The Large Hadron Collider (LHC) started a vast consolidation program in March 2013 that will last well into 2015. Everybody at CERN on the accelerators or the experiments is now working hard to complete all needed tasks in time.
The experimental collaborations are currently deploying huge efforts on many fronts. One major task is preparing to deal with the increased data volume the revamped LHC will bring in 2015.
The LHC will resume at higher energy and luminosity, i.e. more intense beams. For the LHCb experiment, since it operates at constant luminosity, higher energy will translate into more tracks per event and almost twice the signal rate. Same situation for the other experiments, ALICE, CMS and ATLAS, but they will also have higher luminosity, meaning having to cope with more collisions occurring simultaneously every time bunches of protons collide in the LHC, making it increasingly difficult to disentangle each recorded event.
To give you an idea, here are three snapshots captured by the ATLAS detector in successive years. The event on the left was taken at low luminosity at the start of the LHC. Very few collisions happened at the same time yielding very few tracks per event as seen on the picture.

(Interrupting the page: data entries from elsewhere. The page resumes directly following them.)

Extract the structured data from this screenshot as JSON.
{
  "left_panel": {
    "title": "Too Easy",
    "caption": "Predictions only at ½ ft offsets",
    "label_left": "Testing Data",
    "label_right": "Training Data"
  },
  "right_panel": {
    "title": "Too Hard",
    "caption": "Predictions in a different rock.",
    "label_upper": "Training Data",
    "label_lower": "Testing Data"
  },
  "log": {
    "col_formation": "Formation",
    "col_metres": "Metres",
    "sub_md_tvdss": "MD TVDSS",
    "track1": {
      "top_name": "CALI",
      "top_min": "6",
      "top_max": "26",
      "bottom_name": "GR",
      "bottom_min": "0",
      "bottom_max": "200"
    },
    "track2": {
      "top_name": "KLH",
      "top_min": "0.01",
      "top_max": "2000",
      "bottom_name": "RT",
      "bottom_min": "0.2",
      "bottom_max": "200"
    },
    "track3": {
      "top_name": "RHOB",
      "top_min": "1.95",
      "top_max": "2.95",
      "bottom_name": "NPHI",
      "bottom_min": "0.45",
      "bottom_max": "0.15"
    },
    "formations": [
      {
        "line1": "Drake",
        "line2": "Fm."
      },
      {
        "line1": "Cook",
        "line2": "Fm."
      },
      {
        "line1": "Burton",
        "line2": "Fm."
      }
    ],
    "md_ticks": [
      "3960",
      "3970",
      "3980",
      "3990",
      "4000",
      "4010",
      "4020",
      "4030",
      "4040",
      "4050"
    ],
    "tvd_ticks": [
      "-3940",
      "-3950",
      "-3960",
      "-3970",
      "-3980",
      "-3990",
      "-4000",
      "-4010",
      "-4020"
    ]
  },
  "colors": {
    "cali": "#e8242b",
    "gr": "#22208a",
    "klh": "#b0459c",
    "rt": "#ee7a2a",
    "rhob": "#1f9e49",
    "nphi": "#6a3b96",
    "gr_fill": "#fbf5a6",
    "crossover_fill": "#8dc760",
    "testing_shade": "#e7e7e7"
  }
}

Then in 2011, the average number of simultaneous collisions increased to around 12 (centre) and reached up to 40 by the end of 2012 (right). In 2015, there will be between 60 and 80 superimposed collisions in each event depending on the operating scheme that will be retained. The challenge will be to extract a collision of interest from the huge quantity of tracks in each event.
Hence, much effort is spent improving the simulation, calibration and reconstruction of such events. Physicists are building on the existing techniques to be able to cope with the expected data volume.
The picture above shows a zoomed view of an event in the centre of the CMS detector where 78 proton-proton collisions took place simultaneously (the bright dots on the horizontal axis). The scale here is a few centimetres.
Here, each track corresponds to a charged particle. And each and every one of these tracks must be associated with only one vertex, namely, the point in space where it was created in a proton collision. This way, only the tracks associated to the main collision point will be retained to reconstruct the event.
In the picture above, most tracks come from collisions where the protons barely grazed each other and can be ignored. Only the energetic collisions have a chance to produce the heavy and rare particles we are interested in.
In parallel, all groups are using the opportunity of the shutdown to replace or repair electronic modules, power supplies and other components that failed or showed signs of deterioration during the past three years. New sub-detectors are even being added to increase the detectors performance. For example, the CMS collaboration is extending its muon detector coverage and the ATLAS experiment is adding a fourth layer on its pixel detector. LHCb is replacing its beam pipe and ALICE is doing major upgrades to its calorimeters.
But the main effort for all LHC experiments is still to finalize all analyses using the full data collected so far. Everyone seems to be following my mother’s advice: We must tirelessly revisit our work until it is perfect. (Cent fois sur le métier, remettez votre ouvrage). This is precisely what is happening right now. Each aspect of the data analysis is revisited to reach the full potential of the current data set: calibration, particle identification, background evaluation and signal extraction.
Every collaboration already has dozens of new results ready for the upcoming major summer conferences such as the European Physics Society meeting in mid-July.